Strong signs of overheating in Polish manufacturing

The structure of the May’s PMI is indicative of a strong and growing supply barrier accompanied by signs of overheating in the Polish manufacturing sector. In May, the delivery times component stood at the lowest level in the survey history. This means that lengthened delivery times caused by shortage of materials and bottlenecks in global supply chains curbed the activity in the Polish manufacturing sector to a greater extent than in April 2020, when hard lockdown was in force and global supply chains were broken. Lengthened delivery times and unsatisfied demand result in growing backlogs of work (the component fell slightly comparing to a record level seen in April) and a quicker growth in costs and prices of the production sold (both components reaching the highest level in the survey history). What is also noteworthy is that the employment component rose to the highest level since April 2017. It suggests that companies believe the strong increase in demand will be sustained, which to a great extent results from shifts in supply chains that favoured Polish exporters. Our opinion is supported by the future output component, which grew significantly and reached the highest level since December 2020.

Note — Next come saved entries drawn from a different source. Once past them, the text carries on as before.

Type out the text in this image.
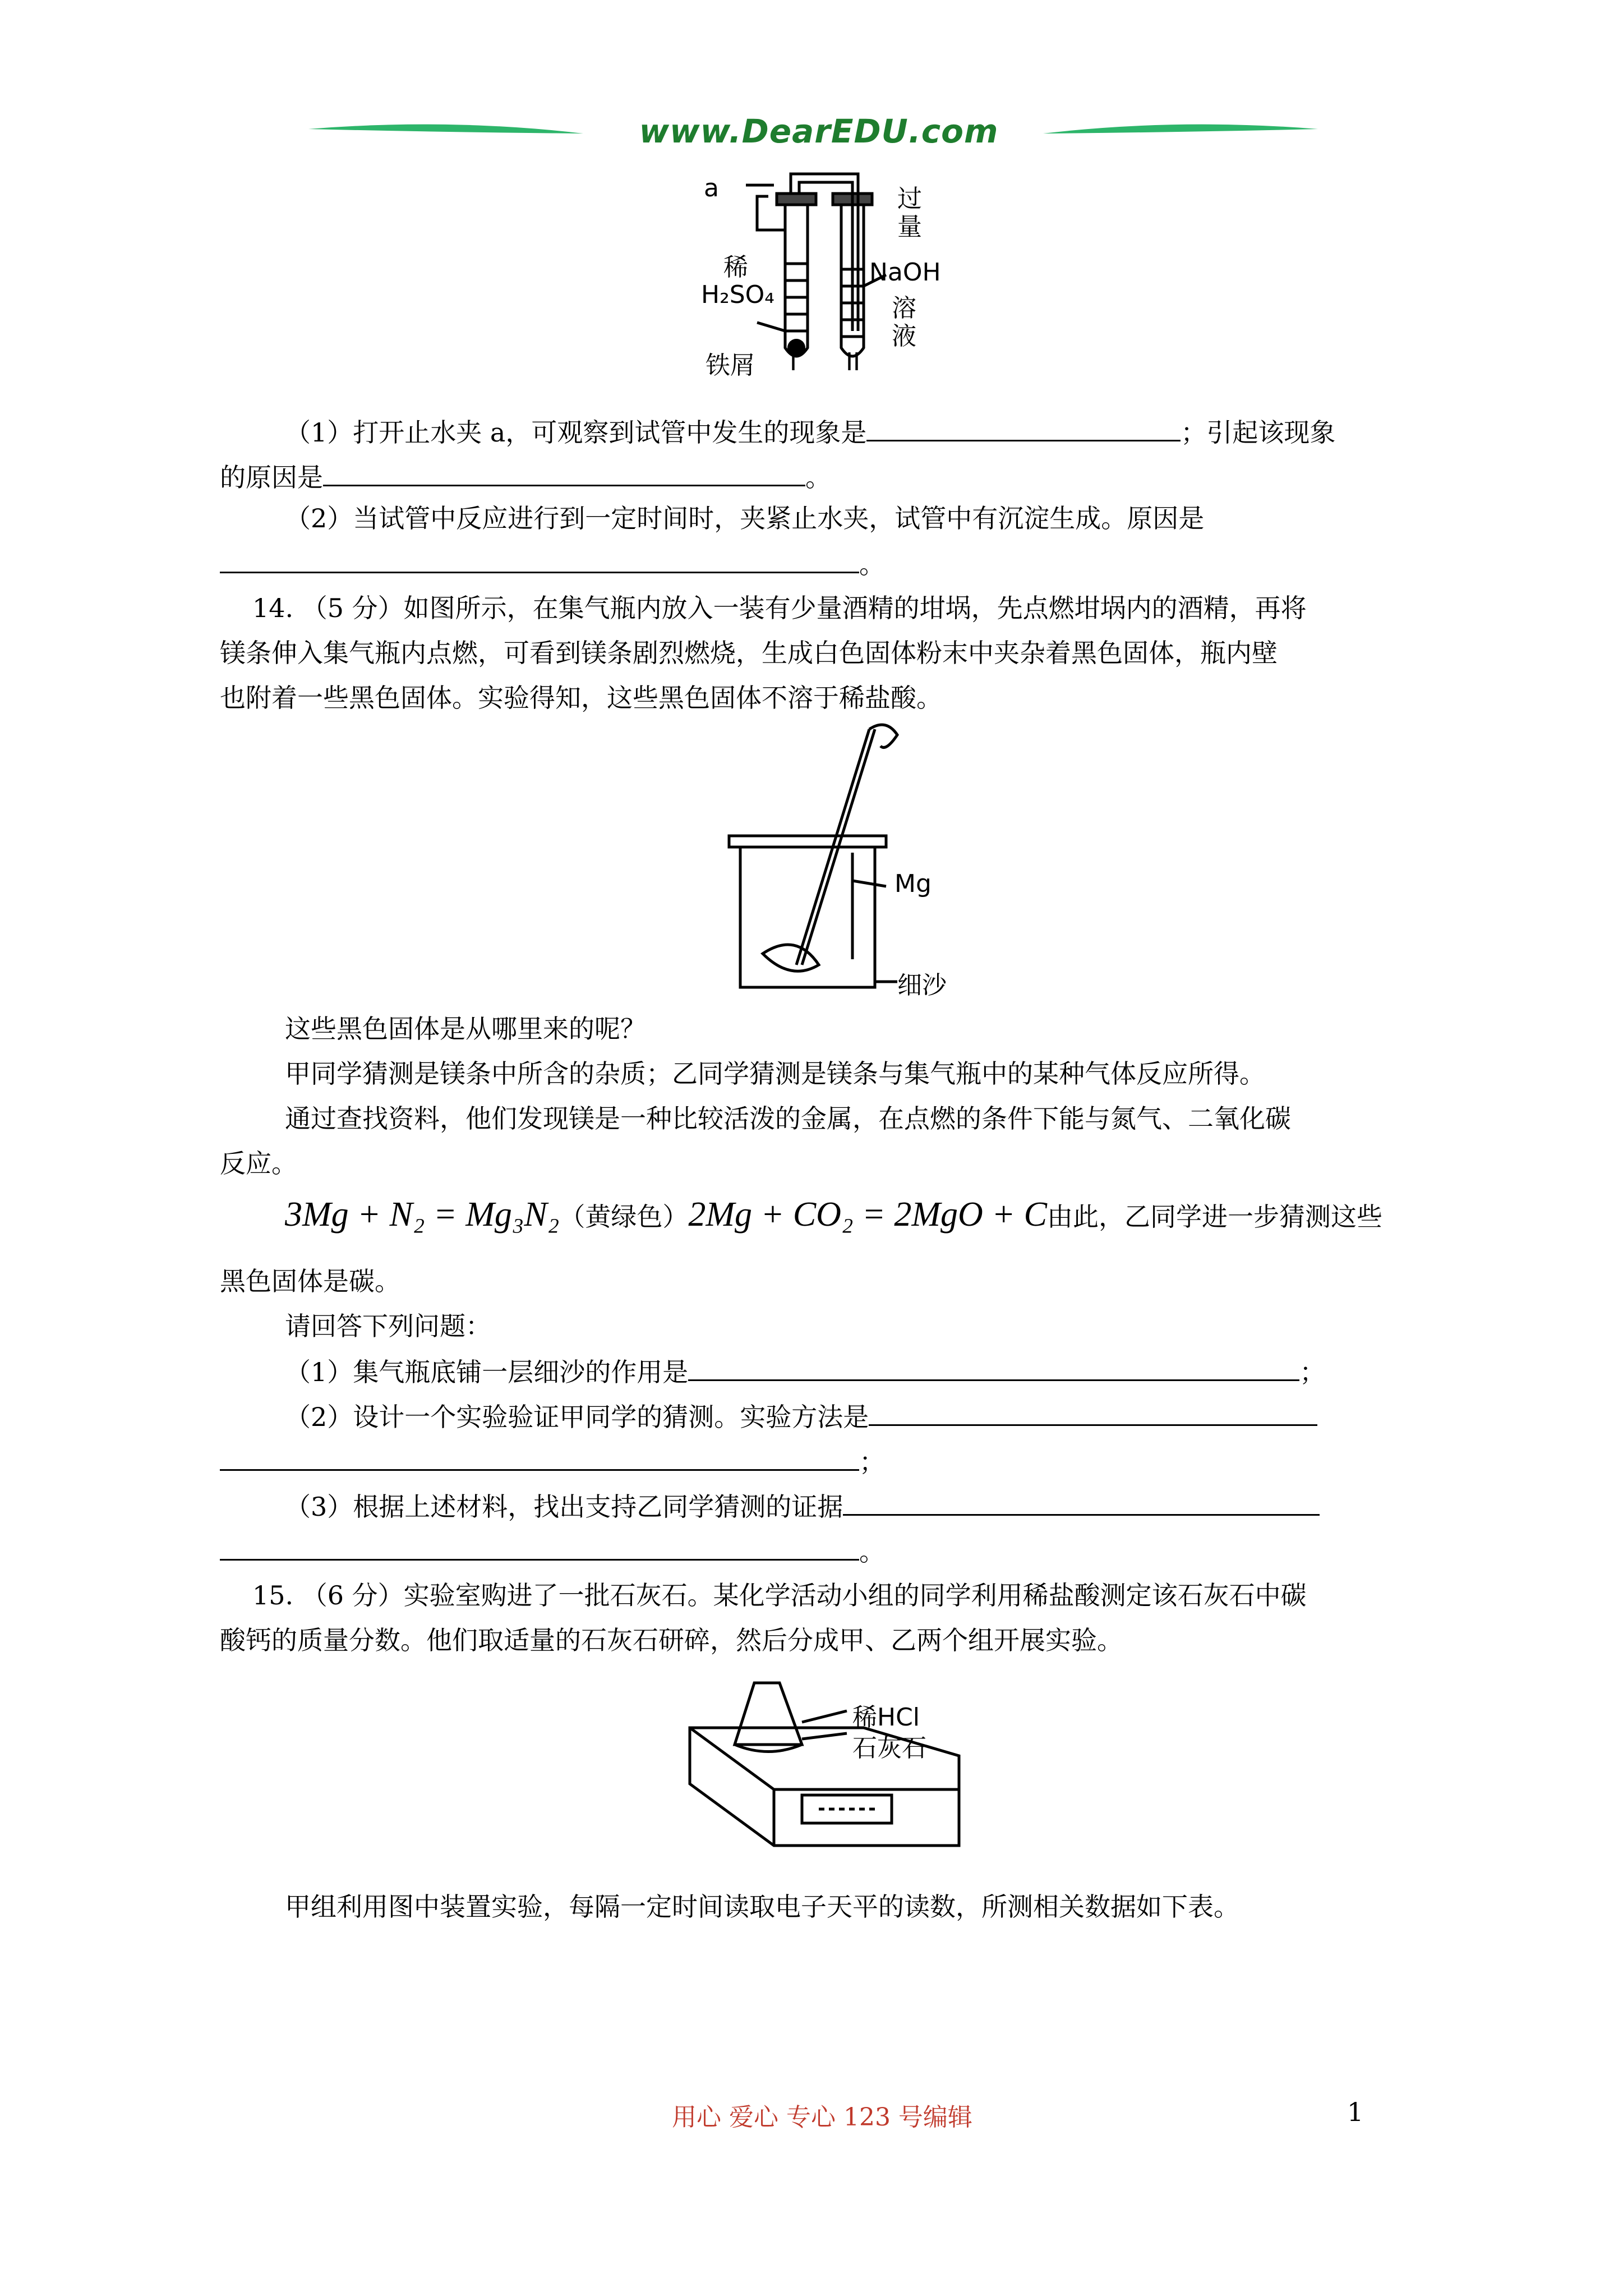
www.DearEDU.com
a	过量
NaOH
溶液
稀
H₂SO₄
铁屑 I II
（1）打开止水夹 a，可观察到试管中发生的现象是	；引起该现象
的原因是	。
（2）当试管中反应进行到一定时间时，夹紧止水夹，试管中有沉淀生成。原因是
。
14. （5 分）如图所示，在集气瓶内放入一装有少量酒精的坩埚，先点燃坩埚内的酒精，再将
镁条伸入集气瓶内点燃，可看到镁条剧烈燃烧，生成白色固体粉末中夹杂着黑色固体，瓶内壁
也附着一些黑色固体。实验得知，这些黑色固体不溶于稀盐酸。
Mg
细沙
这些黑色固体是从哪里来的呢？
甲同学猜测是镁条中所含的杂质；乙同学猜测是镁条与集气瓶中的某种气体反应所得。
通过查找资料，他们发现镁是一种比较活泼的金属，在点燃的条件下能与氮气、二氧化碳
反应。
3Mg + N₂ = Mg₃N₂（黄绿色）2Mg + CO₂ = 2MgO + C由此，乙同学进一步猜测这些
黑色固体是碳。
请回答下列问题：
（1）集气瓶底铺一层细沙的作用是	；
（2）设计一个实验验证甲同学的猜测。实验方法是
；
（3）根据上述材料，找出支持乙同学猜测的证据
。
15. （6 分）实验室购进了一批石灰石。某化学活动小组的同学利用稀盐酸测定该石灰石中碳
酸钙的质量分数。他们取适量的石灰石研碎，然后分成甲、乙两个组开展实验。
稀HCl
石灰石
甲组利用图中装置实验，每隔一定时间读取电子天平的读数，所测相关数据如下表。
用心 爱心 专心 123 号编辑	1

Clear upside risk to our 2021 GDP forecast

Both the level of the May PMI and its composition signal a significant upside risk to our forecasts of export and investment paths in 2021. Manufacturing backlogs are large enough to keep manufacturing activity high also in H2 2021 even in the case of an unexpected downturn abroad. We expect that production growth in export industries in the coming quarters will also be supported by gradually increasing material availability and unblocking global supply chains. We will present our revised macroeconomic scenario for 2021-2022 in the upcoming MACROmap.

Today’s results of the PMI survey for the Polish manufacturing sector are slightly positive for the PLN and the yields of bonds.